I am always happy to rely on the noble Baroness to keep us on our toes and I am grateful to her for it. She raised valid points which are in the report. We are listening to stakeholders. We understand the concerns raised in the report, and we are going to come back and say what can or cannot be done, but we cannot prejudice the legal case and, annoying as it is, I ask the noble Baroness to be patient. We are doing our very best to consider the report.
My Lords, will the Minister tell the House what support the Government are giving families who may have trouble budgeting when it comes to some of the variable payments when they transition to universal credit?
There are many different supports that we give people. Personal budgeting support is offered to all universal credit claimants from the outset of their claim. It helps them as they transition to universal credit and adapt to the financial challenges that it gives them, some of which are significant. It can be online, telephone or face-to-face support. We are reviewing the universal support system and personal budgeting the whole time and we will do all we can to make sure that claimants are equipped to get the best from the system.
Does the Minister agree that the timeliness of payments should be a key performance indicator in any respectable social security system? Would she consider contriving a set of statistics broken down to universal credit full service payment areas, comparing the timely payment or otherwise of universal credit against the local performance for payment of the legacy benefits that universal credit is designed to replace?

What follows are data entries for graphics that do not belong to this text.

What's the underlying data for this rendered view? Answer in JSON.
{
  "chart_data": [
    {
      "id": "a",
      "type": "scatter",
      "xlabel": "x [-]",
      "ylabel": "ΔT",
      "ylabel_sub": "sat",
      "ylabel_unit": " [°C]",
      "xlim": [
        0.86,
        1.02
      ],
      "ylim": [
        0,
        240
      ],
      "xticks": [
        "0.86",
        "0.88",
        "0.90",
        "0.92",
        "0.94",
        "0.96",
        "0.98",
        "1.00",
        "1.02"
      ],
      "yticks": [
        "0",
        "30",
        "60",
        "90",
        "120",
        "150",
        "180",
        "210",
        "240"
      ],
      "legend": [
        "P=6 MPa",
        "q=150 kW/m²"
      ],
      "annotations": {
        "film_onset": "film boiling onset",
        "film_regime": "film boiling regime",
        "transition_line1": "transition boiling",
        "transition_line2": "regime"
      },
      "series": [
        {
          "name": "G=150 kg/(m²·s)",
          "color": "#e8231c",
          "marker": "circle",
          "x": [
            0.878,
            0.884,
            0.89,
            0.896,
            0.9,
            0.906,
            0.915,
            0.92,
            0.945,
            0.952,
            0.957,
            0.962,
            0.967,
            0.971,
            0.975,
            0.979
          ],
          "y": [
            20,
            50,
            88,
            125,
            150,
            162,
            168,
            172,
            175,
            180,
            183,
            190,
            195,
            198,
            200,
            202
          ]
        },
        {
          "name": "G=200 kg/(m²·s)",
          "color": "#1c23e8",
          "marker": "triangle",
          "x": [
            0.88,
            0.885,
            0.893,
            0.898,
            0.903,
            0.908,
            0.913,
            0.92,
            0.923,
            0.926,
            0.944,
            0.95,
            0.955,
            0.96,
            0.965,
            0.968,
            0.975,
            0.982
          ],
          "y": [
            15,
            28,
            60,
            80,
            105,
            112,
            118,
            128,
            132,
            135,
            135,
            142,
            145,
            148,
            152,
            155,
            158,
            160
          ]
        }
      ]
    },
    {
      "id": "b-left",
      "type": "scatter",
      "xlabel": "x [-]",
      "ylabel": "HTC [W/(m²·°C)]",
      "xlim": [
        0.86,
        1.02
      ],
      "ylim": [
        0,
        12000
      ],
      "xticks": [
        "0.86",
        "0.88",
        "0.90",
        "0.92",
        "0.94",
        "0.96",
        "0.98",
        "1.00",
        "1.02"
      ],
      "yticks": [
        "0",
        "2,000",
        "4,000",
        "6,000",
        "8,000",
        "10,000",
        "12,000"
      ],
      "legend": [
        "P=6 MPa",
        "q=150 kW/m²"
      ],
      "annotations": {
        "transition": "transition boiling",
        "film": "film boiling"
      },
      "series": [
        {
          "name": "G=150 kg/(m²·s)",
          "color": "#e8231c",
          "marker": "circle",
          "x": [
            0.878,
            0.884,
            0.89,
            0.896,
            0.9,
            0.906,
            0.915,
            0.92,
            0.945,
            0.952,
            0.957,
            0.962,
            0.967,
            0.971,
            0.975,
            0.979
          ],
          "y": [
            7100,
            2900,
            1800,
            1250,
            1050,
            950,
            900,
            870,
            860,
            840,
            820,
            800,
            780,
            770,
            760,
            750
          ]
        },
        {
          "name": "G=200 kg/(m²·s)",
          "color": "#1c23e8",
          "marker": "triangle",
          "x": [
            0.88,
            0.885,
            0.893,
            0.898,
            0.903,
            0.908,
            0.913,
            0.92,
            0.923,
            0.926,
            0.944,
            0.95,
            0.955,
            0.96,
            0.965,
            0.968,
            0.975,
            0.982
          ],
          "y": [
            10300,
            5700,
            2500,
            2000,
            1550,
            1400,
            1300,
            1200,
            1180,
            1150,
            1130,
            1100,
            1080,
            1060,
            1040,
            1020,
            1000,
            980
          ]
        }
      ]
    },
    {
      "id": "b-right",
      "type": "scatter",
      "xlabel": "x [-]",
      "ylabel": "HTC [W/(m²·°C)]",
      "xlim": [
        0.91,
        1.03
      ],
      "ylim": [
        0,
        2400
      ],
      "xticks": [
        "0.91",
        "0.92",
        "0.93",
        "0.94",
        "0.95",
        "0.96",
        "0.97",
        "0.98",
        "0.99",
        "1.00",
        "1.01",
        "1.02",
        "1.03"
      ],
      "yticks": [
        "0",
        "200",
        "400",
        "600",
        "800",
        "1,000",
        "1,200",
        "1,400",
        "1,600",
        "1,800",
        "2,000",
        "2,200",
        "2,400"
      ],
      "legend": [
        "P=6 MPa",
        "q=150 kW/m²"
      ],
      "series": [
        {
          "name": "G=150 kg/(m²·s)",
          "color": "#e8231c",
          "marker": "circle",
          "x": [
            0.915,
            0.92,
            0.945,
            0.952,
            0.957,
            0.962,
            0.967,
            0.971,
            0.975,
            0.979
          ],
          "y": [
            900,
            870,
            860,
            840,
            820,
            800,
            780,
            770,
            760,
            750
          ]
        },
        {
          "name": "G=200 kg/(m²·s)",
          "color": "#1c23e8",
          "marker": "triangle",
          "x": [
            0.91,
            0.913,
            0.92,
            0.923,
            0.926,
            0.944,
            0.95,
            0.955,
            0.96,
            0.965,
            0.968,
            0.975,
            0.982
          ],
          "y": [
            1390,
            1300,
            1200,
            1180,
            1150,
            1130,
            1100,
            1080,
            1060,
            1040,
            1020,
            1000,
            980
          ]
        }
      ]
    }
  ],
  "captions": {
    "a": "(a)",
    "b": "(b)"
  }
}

I am pleased to tell the House that 80% of new claimants are paid on time and in full, and 90% of universal credit payments across the board are paid on time and in full. That is not 100%, and we need to get there. I would like to have a conservation with the noble Lord to understand exactly what he wants, and if it is possible, I will do it.
Where a claimant would be entitled to transitional protection under the migration management arrangements, what would be the effect of the rules that my noble friend outlined if a universal credit payment ceases, even if it is later revived? Would that transitional protection cease or would it continue?
As I understand the transitional protection, there are ups and downs. I need to double check with officials before giving an answer that is not accurate; I have no desire to do that.
Will the Minister explain why no additional allowance is made to people on universal credit in the long school holidays when their children are not receiving free school meals?
I can say that when children are on holiday from school, their parents or whoever is looking after them are responsible for feeding them. I do understand that that causes a problem, as these youngsters get school meals when they are at school. I am unaware of any plans to change that, but rather than get it wrong, I shall find out exactly and come back to the noble Baroness. If she has any ideas, I shall be pleased to have them.
I wonder whether one of the difficulties is not still that when somebody is on another benefit and goes on to universal credit, that person gets no benefit for a period. During that period, it is possible to get a loan to cover expenses, but unfortunately the loan is then deducted from the benefit once that starts. The loan off the benefit means that the resulting net amount is extremely small. This has been a difficulty, and I understood that it would be looked at, but I am not sure that it has been satisfactorily resolved. Can my noble friend help me on that?
When people are in financial difficulty, they can have 100% advance from day one. It has to be paid back but it can be done over six months and, in cases where there is real difficulty, over 12 months. Before this Question, I talked to people in Jobcentre Plus. Where the work coaches are in good relationships with their clients, which I hope is in the majority of cases, claimants can raise it with their work coach. I am assured by a district manager that solutions are being sought and people are not being left hanging, as it were.